First some officials complained that the leprosy patients' food bill ($5 a month each) was too much; then that their drugs bills were too high. When Bradburne countered, he was sacked. Local people built a tin hut for him outside the settlement, but he had acquired enemies who resented his defence of the leprosy settlement against depredations. During the civil war he was kidnapped, and although a guerrilla tribunal sent him home, he was shot as he made his way on foot.

He died with a reputation for holiness. Favours attributed to his intercession have multiplied since. There can be little doubt that he was a saint.

This background gives his huge volume of poetry an extra dimension of interest. The linguistician David Crystal has built up an almost complete corpus of it online (at www.johnbradburnepoems.com). Now he has selected for paperback publication 180 poems that focus on the animal kingdom, a constant preoccupation of their author. (In a poem from 1949 the author's delight in choral liturgy suggests an antiphonal image of birdsong: "On deacon's side the blackbird sings / Cantoris sings the thrush.")

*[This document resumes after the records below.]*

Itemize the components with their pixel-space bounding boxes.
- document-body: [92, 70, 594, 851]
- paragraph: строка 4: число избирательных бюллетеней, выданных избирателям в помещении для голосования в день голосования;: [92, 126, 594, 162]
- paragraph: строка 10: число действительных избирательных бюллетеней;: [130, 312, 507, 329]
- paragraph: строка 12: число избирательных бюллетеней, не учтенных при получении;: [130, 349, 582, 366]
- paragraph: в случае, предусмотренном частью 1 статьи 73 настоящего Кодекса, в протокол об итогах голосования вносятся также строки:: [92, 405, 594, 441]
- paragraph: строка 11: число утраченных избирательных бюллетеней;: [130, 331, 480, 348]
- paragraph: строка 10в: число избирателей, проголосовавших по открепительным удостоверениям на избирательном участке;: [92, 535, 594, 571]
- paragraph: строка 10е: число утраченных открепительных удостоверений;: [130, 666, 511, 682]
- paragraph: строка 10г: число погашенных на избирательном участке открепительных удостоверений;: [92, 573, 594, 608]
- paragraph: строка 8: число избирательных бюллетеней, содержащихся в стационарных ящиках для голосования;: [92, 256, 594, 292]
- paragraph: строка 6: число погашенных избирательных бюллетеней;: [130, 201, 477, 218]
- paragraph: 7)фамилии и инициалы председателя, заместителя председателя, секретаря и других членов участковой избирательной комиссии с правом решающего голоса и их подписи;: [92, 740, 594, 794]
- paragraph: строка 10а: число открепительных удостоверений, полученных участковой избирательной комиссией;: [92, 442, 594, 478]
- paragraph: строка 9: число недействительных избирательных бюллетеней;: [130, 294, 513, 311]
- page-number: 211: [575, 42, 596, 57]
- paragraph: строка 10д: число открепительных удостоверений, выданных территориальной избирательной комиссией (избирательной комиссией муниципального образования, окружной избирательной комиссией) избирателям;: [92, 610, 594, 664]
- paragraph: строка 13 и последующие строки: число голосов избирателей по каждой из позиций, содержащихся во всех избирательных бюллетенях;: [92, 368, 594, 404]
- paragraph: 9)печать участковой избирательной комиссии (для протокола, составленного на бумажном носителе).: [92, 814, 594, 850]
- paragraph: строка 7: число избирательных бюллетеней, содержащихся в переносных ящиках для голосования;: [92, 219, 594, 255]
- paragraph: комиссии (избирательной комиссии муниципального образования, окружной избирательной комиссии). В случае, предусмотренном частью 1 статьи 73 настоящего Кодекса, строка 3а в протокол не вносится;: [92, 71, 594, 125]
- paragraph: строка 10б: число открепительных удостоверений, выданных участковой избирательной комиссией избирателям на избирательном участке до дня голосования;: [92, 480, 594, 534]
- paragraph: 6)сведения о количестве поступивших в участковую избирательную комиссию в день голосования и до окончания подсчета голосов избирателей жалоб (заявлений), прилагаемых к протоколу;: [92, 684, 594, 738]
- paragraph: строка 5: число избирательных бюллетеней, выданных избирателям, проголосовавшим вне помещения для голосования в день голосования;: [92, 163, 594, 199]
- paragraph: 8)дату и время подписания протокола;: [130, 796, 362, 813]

Bradburne's poetry was always formally structured with metre and rhyme; not many people in the 1970s were still writing ballades, for example. But he was also using poetry as an ordinary means of correspondence and diary-keeping. So a series of poems on watching eagles reads partly like a naturalist's diary:

Today I climbed the majanje-tree
Nearest the great machacha of their choice
And scaled its fifteen feet so as to be
Level with eagles' nest; I shall rejoice
At last when I shall see that eaglet stir, -
Whilst I am pretty certain one is there
I've seen no movement, not the least, of her.

But Bradburne, while loving the creatures for their own sake, is a supernaturalist, not a naturalist. He finds in nature images of his own mystical life with God. (His favourite book was The Cloud of Unknowing, that fourteenth-century English treatise on prayer.) He had long before dedicated himself to the Virgin Mary, his Queen, in a life of poverty and chastity. Now he is watching eagles,

Knowing the eagle symbolised my Queen
Who has one eaglet-child, Christ Oedipus
Her son, her One, her Groom, her Tiercel keen
Whose marriage to His Mother is approved
For ever and shall never be removed.

That is a daring and self-assured image, not the product of light dabbling in verse. Sometimes the smoothness of his composition is disturbed by an inversion of word order or a piece of poetic diction (of which in our generation we have been taught to disapprove). And some people do not like jokes in their poetry, which Bradburne does. In one poem, "Owlcry", from 1971, he likens owls to musicians, and one couplet says, "Bach is all about my tree, / Byrd is willing, heard with me." But the poem does not remain on the level of groaning puns. It concludes with a restatement of Bradburne's conviction that all creation, of which he is a conscious part, gives God praise: "‘Holy, Holy, Holy' cry / Trisagion the owl and I."